I've updated the SURBL Implementation Guidelines page slightly:
http://www.surbl.org/implementation.html
Implementation Guidelines
Here are some very brief guidelines for folks writing software to use SURBL lists: Your code should:
- Extract URIs from message bodies. (Extraction of URIs
from message bodies should ideally include full resolution of redirections into the final target domain name. This can be a non-trivial problem.) 2. Extract base (registrar) domains from those URIs. This includes removing any and all leading host names, subdomains, www., randomized subdomains, etc. In order to determine the base domain it may be necessary to use a table of country code TLDs (ccTLDs) such as the partially-imcomplete one SURBL uses. 3. Not do name resolution on the domains. 4. Look up the domain name in the SURBL by prepending it to the name of the SURBL, e.g., domainundertest.com.sc.surbl.org then doing Address record DNS resolution. A non-result indicates lack of inclusion in the list. A result of 127.0.0.2 represents inclusion, i.e., probable spam. 5. Handle numeric IPs in URIs similarly, but reverse the octet ordering before comparison against the RBL. This is standard practice for RBLs. For example, http://1.2.3.4/ is checked as 4.3.2.1.sc.surbl.org.
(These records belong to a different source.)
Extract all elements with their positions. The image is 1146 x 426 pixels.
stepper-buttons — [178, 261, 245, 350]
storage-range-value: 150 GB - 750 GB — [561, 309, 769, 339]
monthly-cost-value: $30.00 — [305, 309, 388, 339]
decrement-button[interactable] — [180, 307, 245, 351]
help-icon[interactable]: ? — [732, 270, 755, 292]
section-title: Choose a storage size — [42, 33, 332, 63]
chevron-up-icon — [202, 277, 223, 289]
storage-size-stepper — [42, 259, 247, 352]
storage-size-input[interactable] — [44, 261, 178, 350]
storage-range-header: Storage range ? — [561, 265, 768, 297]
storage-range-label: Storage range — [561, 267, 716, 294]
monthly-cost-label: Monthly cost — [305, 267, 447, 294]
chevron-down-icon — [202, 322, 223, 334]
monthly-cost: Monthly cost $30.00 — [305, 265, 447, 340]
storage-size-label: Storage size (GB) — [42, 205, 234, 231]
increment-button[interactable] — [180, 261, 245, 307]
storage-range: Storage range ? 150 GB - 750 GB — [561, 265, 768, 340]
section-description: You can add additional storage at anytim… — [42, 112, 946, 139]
SURBL lists unusually have both names and numbers in the same list. For example, 2.0.0.127 and test.surbl.org and similar actual spam domains and addresses are both in all SURBL lists. Numbered addresses in SURBLs should have occurred in spams as numbers, e.g.: literally http://1.2.3.4/.
Would still like comments about anything I may have left out or anything else before I announce it.
Thanks,
Jeff C.